Pour autant ce pouvoir de limitation
ne peut pas être utilisé n’importe comment. Les mesures prises doivent avoir
pour but : de préserver la sécurité des personnes ou des locaux, ou de
maintenir l’ordre public, ou d’assurer la continuité des services essentiels
comme les communications, les transports…Elles ne peuvent en aucun cas être un
moyen d’assurer la continuité « normale » des services publics. Service
minimum oui, service normal non !
Enfin, dans certains secteurs, le
droit de grève reste généralement « absolu » dans la mesure où ce ne
sont pas des secteurs liés à la sécurité ou à l’ordre. Il s’agit notamment des
services de sécurité sociale.
II-
Cas des transports public
Aujourd’hui en France, les grèves
restent très médiatisées, en particulier celles des transports publics SNCF et
RATP.
Elles touchent un grand nombre de
citoyens, particulièrement ceux qui utilisent chaque jour les transports en commun
pour se rendre sur leur lieu de travail.
La mis en place d’un service minimum
garanti dans les transports publics a donc fait l’objet d’un réel débat ces
derniers temps. Mais c’est aussi un rapport de forces entre le gouvernement
plutôt favorable à cette mesure et les syndicats qui de manière générale
dénoncent une atteinte au droit de grève.
1)
Quelles sont les motivations pour la mis en
place d’un service minimum garanti dans les transports publics ?
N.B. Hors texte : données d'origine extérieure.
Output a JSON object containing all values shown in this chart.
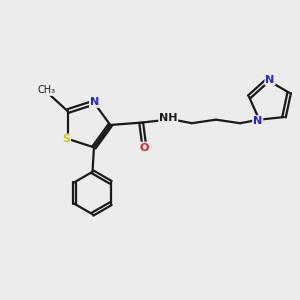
{
  "background_color": "#ececec",
  "bond_color": "#1a1a1a",
  "atom_colors": {
    "N": "#2222dd",
    "O": "#dd2222",
    "S": "#cccc00",
    "C": "#1a1a1a",
    "H": "#1a1a1a"
  },
  "figsize": [
    3.0,
    3.0
  ],
  "dpi": 100
}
En France, le service public des
transports collectifs devient de plus en plus vital pour le fonctionnement du
pays. Pourtant, c’est un secteur dans lequel les grèves sont les plus
fréquentes.
Cependant aucune disposition
particulière n’oblige aujourd’hui les opérateurs à se soumettre à l’obligation
de continuité en cas de grève.
a) Pourquoi le
gouvernement souhaiterait il mettre en place un service minimum garantie pendant les périodes de grève
dans les transports publics ?
-
Beaucoup de citoyens français sont usagers et utilisent
les transports en commun pour se rendre sur leur lieu de travail. Ils associent
transports publics et grèves au détriment de leur développement, car chaque grève
rend les conditions de circulation difficiles.
-
La population serait plutôt favorable à la mis en place
d’un service minimum garantie. En effet, un sondage IFOP, réalisé en janvier
2005, montre que sur un échantillon de 1000 personnes, 65 % se disait favorable
à la mise en place d’un tel service.
-
Le gouvernement encourage la population à emprunter au
maximum les transports publics dans un but de réduire la pollution et assurer
une meilleure qualité de vies dans les grandes agglomérations envahies par la
pollution sonore des automobiles, l’Etat défend l’importance et le rôle
particulier des services publics dans le bon fonctionnement de la société en
particulier urbaine. Il a du mal à être crédible du fait des grèves à
répétition dans ce secteur.
-
Les transports publics en France ont une mauvaise image
dans le monde dû aux grèves à répétition dans ce secteur.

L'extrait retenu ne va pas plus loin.